|Repairing Melted Battery Terminals|
Even if they ignore the studs and use clamp-on terminals, some beginners may use cheap ones, such as the auto parts store replacements that fasten the wire with two bolts and a saddle. Poor quality terminals, loose terminals, or terminals of the wrong size can cause increased resistance in the connections. EV driving currents can easily approach or even exceed 500 amps, and these poor connections generate heat - sometimes enough to literally melt the battery post. If you're lucky, the car just stops running. If you aren't so fortunate and the cable makes random contact in the battery box when the post lets go, the fireworks can get mighty interesting!
If you've been spared the fireworks, you can probably save the battery. A good battery shop can often repair it by casting a new post onto it. (By "good battery shop" I mean an industrial battery supplier, rather than an auto parts center or a discount battery warehouse.)
These descriptions by EVDL members explain how a battery pro might go about fixing your damaged battery.
Roland Wiench: I've been doing post remolding since the 1970's. Instead of using the standard auto post molds, I use a heavy duty post mold. My molds have an enlarged base plate. All my molds are the size of the usual positive post (the larger one). [A battery shop will probably use a smaller mold for the negative post, since most people will have smaller clamps on their negative battery cables. -Ed]
I use a leading oxygen-acetylene torch with a pencil thin flame that is about 4 to 5 inches long. The standard No. 1 or 2 torch head flame is too short and will blow out when the tip gets too close to the post mold.
I use a welding work-holding tool that puts down pressure on the post mold onto the base of the battery. Otherwise, the lead could float the post mold off the battery, and run out. The holding tool has a magnetic base with a clamp to hold any tool.

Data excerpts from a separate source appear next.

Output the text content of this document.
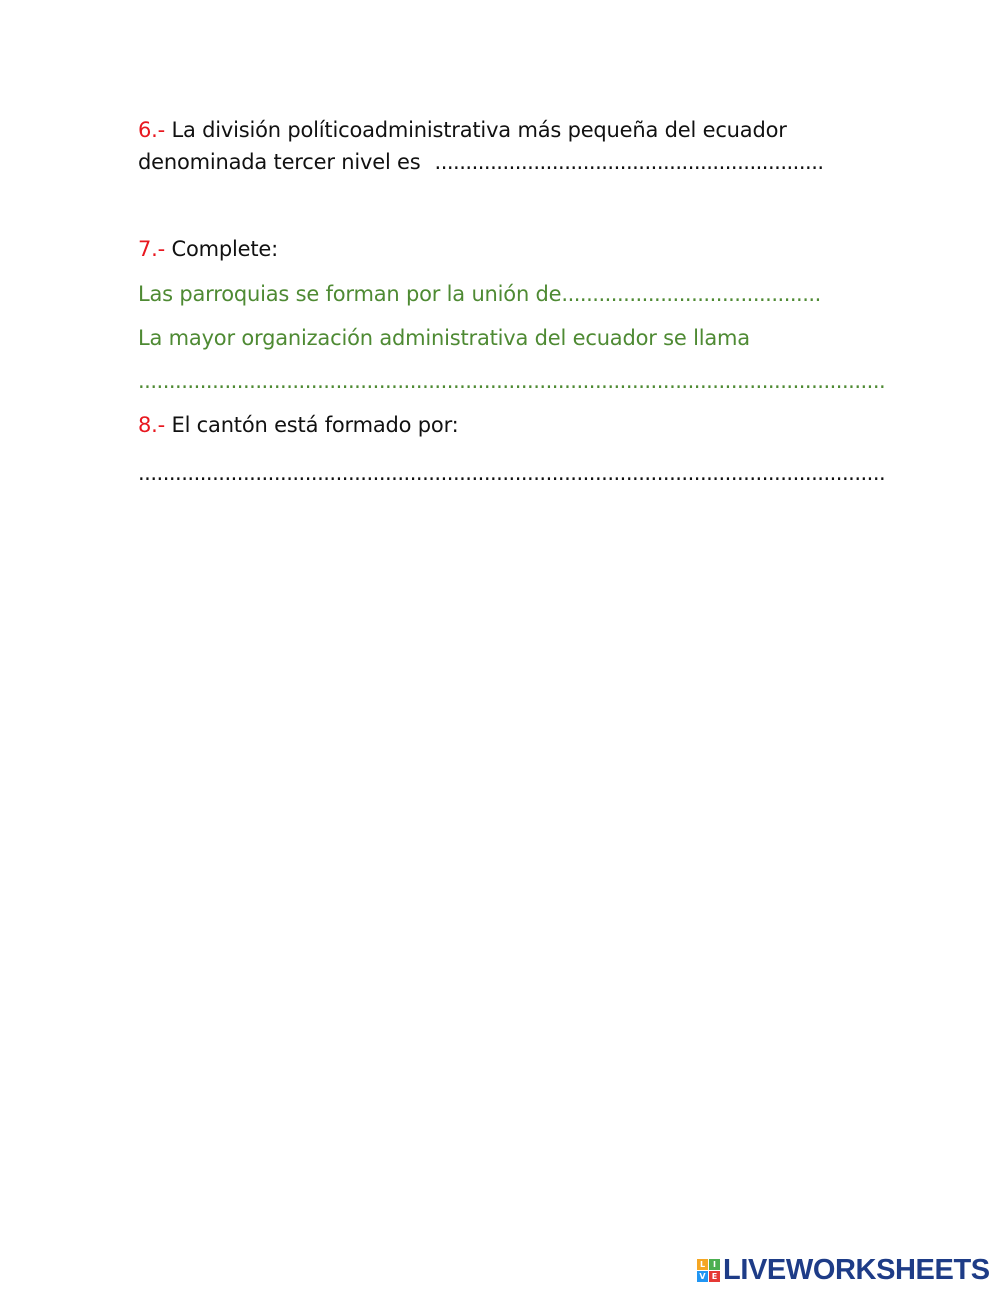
6.- La división políticoadministrativa más pequeña del ecuador
denominada tercer nivel es ...............................................................
7.- Complete:
Las parroquias se forman por la unión de..........................................
La mayor organización administrativa del ecuador se llama
.........................................................................................................................
8.- El cantón está formado por:
.........................................................................................................................
L I
V E LIVEWORKSHEETS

After the post mold and tools are in place, I cover the top of the battery with wet towels. I then preheat the inside of the post mold and battery lead base just to the point where the lead starts to pool. Then I insert pure 100% lead wire into the flame. This builds up the new post. It's important to not stop at any time. I keep adding lead until I get to the top of the post mold, then just a little more to form a convex top.
The 100% lead wire comes in sticks for leading auto body work or metal roof work. Wire lead is also available in 1/8 to 1/4 inch diameter from fish and tackle shops.
Bob Rice: I always wear SAFETY GLASSES, or nice Harbor Fright goggles! For starters, I open the caps, and blow the hydrogen out, so I don't get a surprise when I get a torch flame around a battery. Hydrogen hangs around if you don't make an effort to get rid of it!
The "button," for lack of a better term, is that large top of the area above the post that goes through the battery's plastic case. On ALL batteries, after I hack off the battery builders' attempt to give us a terminal, I grind the top shiny with the grinder, dab with flux, and apply something to make a REAL post. I have a set of terminal casting molds, made of aluminum, that USED to fit the older batteries with larger "buttons." Gotta upgrade, then I'll be able to take ANY useless terminal on any battery, and cast up a real automotive post. The Trojan folks have used an insane bunch of useless posts on their current offerings of batteries.
Steve Clunn: Over the years I've tried lots of ways to repair melted battery posts, like making a form and pouring melted lead in. It's tricky to get the lead the right temperature. Too hot and it will melt everything. Not hot enough and it will not make a good connection. Taking it to a battery shop can be too expensive to justify when you have an old battery .
My latest fix is easy, cheap, and somewhat safer to do. Some of the smaller Hawker batteries - 1200s and 925s - have a brass automotive post that screws into the UPS style female threaded terminals on the batteries. I saved these when I recycled my old Hawker batteries. They have a small Allen bolt inside which you have to get out (a little work here). Now you have a nice brass automotive post with a flat bottom, which can easily be tinned (coated with solder).
I cut off what's left of the old, damaged battery post so I have a flat, clean surface. I file it flat if necessary, and apply soldering paste (flux). This part of the battery must be very clean and fairly flat. Next I tin the bottom of the Hawker brass automotive post, being sure to use a positive size post for the positive, and negative size for the negative.
I cover the battery top with a wet rag, except for post I'm repairing. This helps to keep the battery's plastic top from melting or catching fire. I set the brass post on top of the clean, flat, filed battery post and heat just the top of the brass post until the solder pad on the bottom melts and flows out on the flat filed battery post. This takes a little care, as when the solder melts the brass post will float and slide around battery post.
This works so well that I think it's as good as new. I never had a problem with that battery post again.
If you've never had any 1200 or 925 type Hawker batteries, you won't have any of these brass terminals on hand. You might try asking on the list if anyone has some, or see if you can buy them from Hawker.
Roland Wiench: That should work, using a brass post soldered or leaded to the existing base of a broken lead post. The only modification I would do is tap the lead base and brass post for a 5/16 inch brass threaded rod to mechanically connect the two, then use the solder-lead method.